Zelmanovich joins Trulioo from payments firm Trustly, where he also served as CFO. He also spent nine years at Early Warning Services, helping launch its Zelle payment service.
Gerhardstein most recently served as global chief risk and compliance officer at Nuvei, and was also a partner at PwC, leading its FinTech and payments risk and regulatory practice.
Holbrook Dunn is also joining Trulioo from Nuvei, where she served as chief transformation officer, following a stint as senior vice president of enterprise programs and change operations.
“These appointments come as Trulioo continues to see accelerating demand across its global platform, with enterprises increasingly seeking high-integrity identity verification and fraud prevention capabilities to support a more resilient and scalable digital trust infrastructure,” the release added.

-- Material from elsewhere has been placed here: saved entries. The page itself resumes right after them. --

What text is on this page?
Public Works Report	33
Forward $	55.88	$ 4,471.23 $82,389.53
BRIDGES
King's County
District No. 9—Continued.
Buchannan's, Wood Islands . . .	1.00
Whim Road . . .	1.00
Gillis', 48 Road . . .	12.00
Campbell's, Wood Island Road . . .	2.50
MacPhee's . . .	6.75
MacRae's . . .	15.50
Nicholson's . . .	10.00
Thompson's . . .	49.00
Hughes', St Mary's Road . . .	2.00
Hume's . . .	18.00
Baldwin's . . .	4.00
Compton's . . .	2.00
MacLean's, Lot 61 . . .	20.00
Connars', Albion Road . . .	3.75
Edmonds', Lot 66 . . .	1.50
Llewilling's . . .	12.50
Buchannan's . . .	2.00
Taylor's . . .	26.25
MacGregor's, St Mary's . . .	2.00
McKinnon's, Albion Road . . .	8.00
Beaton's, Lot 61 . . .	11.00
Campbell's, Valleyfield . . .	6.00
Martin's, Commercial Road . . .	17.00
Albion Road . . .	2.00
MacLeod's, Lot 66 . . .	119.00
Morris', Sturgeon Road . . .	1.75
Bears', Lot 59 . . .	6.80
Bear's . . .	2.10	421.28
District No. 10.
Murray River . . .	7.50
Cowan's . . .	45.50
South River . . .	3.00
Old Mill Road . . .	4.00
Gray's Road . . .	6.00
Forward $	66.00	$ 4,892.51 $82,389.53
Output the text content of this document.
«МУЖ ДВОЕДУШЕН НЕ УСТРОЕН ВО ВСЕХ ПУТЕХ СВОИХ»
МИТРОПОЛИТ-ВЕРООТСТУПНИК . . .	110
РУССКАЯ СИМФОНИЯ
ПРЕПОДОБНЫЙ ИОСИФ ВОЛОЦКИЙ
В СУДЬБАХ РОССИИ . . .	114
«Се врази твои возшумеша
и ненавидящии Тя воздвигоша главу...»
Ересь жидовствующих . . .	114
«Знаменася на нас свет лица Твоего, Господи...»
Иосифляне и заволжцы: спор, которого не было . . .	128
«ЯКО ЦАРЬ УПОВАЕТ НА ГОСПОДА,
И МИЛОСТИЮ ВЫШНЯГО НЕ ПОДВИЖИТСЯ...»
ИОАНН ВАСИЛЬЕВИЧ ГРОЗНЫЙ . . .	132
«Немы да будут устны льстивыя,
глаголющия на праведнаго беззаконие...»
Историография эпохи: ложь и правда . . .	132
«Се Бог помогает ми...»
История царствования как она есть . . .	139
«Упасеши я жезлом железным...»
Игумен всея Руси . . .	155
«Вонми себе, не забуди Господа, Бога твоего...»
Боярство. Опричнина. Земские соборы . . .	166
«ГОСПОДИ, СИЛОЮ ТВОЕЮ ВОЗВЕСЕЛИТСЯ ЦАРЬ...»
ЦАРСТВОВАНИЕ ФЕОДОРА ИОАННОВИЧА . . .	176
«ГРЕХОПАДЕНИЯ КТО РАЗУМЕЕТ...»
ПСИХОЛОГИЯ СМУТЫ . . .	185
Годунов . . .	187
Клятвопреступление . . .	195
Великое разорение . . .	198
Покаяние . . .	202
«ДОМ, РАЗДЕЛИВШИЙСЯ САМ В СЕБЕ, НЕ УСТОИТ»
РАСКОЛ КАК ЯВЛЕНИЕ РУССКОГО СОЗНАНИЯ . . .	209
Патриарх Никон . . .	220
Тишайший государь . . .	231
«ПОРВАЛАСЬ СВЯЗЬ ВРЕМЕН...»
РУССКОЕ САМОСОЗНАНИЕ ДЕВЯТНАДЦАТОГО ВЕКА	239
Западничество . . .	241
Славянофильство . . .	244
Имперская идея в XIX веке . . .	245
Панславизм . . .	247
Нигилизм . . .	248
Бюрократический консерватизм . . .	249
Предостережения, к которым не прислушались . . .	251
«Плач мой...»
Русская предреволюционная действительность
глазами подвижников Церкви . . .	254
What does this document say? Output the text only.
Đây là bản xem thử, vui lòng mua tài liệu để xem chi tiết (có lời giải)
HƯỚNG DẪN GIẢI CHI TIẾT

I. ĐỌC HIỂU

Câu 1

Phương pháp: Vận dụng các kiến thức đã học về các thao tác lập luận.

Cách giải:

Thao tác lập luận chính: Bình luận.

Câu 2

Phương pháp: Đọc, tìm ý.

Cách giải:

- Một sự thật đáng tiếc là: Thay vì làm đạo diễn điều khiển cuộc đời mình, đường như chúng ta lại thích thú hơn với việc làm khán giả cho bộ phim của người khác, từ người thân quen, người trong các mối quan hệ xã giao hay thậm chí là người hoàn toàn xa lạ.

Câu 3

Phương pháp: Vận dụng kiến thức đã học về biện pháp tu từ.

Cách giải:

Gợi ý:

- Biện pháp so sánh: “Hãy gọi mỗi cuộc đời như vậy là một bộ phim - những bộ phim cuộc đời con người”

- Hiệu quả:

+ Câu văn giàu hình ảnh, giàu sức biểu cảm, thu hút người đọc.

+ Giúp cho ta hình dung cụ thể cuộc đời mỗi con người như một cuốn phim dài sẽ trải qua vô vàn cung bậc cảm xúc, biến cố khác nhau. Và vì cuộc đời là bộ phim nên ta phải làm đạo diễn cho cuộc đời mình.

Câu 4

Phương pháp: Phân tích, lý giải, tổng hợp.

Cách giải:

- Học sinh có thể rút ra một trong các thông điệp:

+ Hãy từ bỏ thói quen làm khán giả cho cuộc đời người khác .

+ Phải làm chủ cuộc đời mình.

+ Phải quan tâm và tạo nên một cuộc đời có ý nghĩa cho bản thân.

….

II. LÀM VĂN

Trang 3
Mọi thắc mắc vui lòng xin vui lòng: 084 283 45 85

The company noted that this demand covers identity categories such as Know Your Business (KYB), Know Your Customer (KYC) and the emerging category Know Your Agent (KYA) category, which verifies AI agents acting on behalf of consumers and businesses.
PYMNTS Intelligence collaborated with Trulioo recently on “How Enterprises Can Build a ‘Know Your Agent’ Defense: Digital Identity Verification in the Age of Bots,” a report looking at the need for KYA defenses amid the rise of agentic commerce.
“As digital commerce becomes increasingly automated, enterprises face a new identity challenge: distinguishing legitimate AI agents acting on behalf of customers from malicious bots designed to exploit digital systems,” PYMNTS wrote Thursday.
Bots, that report added, now carry out many of the same actions as human users, such as creating accounts and initiating transactions. This makes it tougher for companies to spot malicious activity and stop fraud before it spreads across digital systems.